A film by Herve Bourges; directed by Jerome Sesquin

Algeria was under French colonial rule for 132 years. From tears of joy at independence in 1962 to the tragic civil war of the 1990s and the anger that culminated in the Arab Spring, this series provides a unique insight into a country notoriously inaccessible to both journalists and filmmakers.

Interviews with key players like Ben Bella, Ait Ahmed and President Abdelaziz Bouteflika, cover 50 years of tragic and powerful history from the Evian Accords of 1962 to the Arab Spring of 2011.

This is the story of Algeria's past, present and future.

In 1962, Algeria proclaimed independence from France following eight years of war and over a century of colonial rule.

We liberated the territory, but not the people.

Abdennour Ali Yahia, a human rights lawyer

The Algerian war of independence, and the negotiations that followed, spurred decades of political assassinations, coups, terrorist attacks and civil war.

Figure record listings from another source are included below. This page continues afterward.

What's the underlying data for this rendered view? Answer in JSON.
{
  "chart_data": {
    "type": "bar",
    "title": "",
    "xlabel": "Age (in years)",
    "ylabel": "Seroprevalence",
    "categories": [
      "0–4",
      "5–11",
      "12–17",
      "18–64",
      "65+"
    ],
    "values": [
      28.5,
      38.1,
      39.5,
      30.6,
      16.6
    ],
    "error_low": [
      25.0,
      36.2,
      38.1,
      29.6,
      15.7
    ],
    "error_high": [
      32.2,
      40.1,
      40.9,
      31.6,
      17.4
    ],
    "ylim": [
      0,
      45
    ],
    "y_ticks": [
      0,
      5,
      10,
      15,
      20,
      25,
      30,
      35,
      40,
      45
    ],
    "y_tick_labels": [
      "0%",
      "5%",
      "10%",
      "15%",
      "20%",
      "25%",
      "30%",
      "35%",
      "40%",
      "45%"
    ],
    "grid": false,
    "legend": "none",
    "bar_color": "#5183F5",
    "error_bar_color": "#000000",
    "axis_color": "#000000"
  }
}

Hundreds of thousands of Europeans fled the country, but many Algerians who fought alongside the French during the war were left behind.

Harkis, as they were called, faced torture and execution at the hands of fellow Algerians.

Under the rule of its first elected president, Ahmed Ben Bella, Algeria adopted a socialist single-party political system.

One year after independence, the country of nine million was poor, starving and war-torn.

This is the story of Algeria's struggle told through the voices of the presidents and politicians who once ran the country.